I never have to worry about the way our house looks with Krissa, though—or at least shouldn’t. She isn’t overcome with jealousy at our working indoor toilet; envy never possesses her because of our halfway intact staircase. She understands that Rose and I aren’t in any better position than she was, except probably emotionally. We have a place to really come home to, and that can be a real advantage. For the first time in two years, I wonder if maybe I should have asked her not to leave, all those years ago. There was more than enough room. Still is, in fact—it seems like it would’ve been the decent thing to do.
If she would have accepted it.
“Yes?” I reply, concerned slightly by her hopeful expression. It’s one I haven’t seen on her face for years, let alone on anyone else’s.
She smiles wryly—her normal smile—and coyly relies, “Come. I have to show you something.” She runs over to me with almost no restraint, takes my hand, and drags me out the doorframe, leaving Rose to call out, “See you tonight!” I barely hear her. Krissa and I are already lost in the early morning chaos of Port.
Port. At another time, it was more, a city, a world embraced in shining arms of government and order. But time has betrayed us—the arms squeezed too tight, and left us with just a Port. Nothing more and, all too often, less.
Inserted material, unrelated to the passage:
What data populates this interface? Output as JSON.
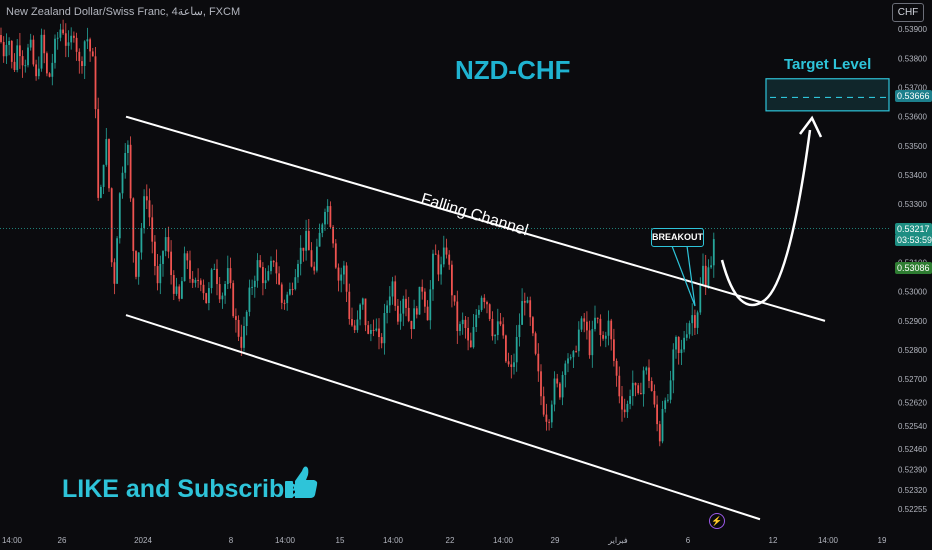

The broken streets are filled with broken people surging toward the harbor, toward jobs and food and survival. Each keeps their head down, talking only scantly, and only to those nearest them. Some wear almost intact clothes, others are barely covered. Barefoot children worm their way through the crowds, eager to fill the unwanted jobs that just might fill their bellies for the night. If they are lucky, they could even get some for their families, or for later if they have no one else.
The harbor itself is a sprawling mass of docks, floaters, and fisherman’s stands. Here the catches are gutted and cleaned, then sold in the markets a ways south with whatever roots and produce have been scrounged up that day. After the Wash has taken their fill, of course. It leaves what scraps it chooses, almost none, really, and takes the rest to fill the bellies of its fat “Constituents.”
Bobbing a ways out to sea, however, is something that might very well change all that. People gawk and point at the first boat any of us have seen in years, hope radiating from their expressions. This is more than a dream—this is a fantasy. What more could we have dared hope for?
The boat itself is rusted and worn, close to death, but it floats. Even now, it is out on its way to triple our weekly haul, and in only a couple of hours, too. While fishing is one of the few industries to have emerged from the Instatement largely unscathed, the hungry destitutes of Port have fished the waters near the shores almost to extinction. Floaters only get you so far out to sea, and no one wants to risk taking those out too much anyway. But a fishing boat! That can keep us well-fed for years, decades. And it will—even after the Wash raises their quotas.
Krissa squeezes my hand, her smile doubly wide. “Isn’t it great? I know it looks bad, but Taryn says that the rust should come straight off. It should last another thirty years, Ren!” Of course she had heard it from Taryn. She rambles on, but I don’t listen, or really need to. I am content to stand here with Krissa, holding her hand and staring at a fishing boat and watching the sun rise on a hopeful morning—the first good morning in a very long time.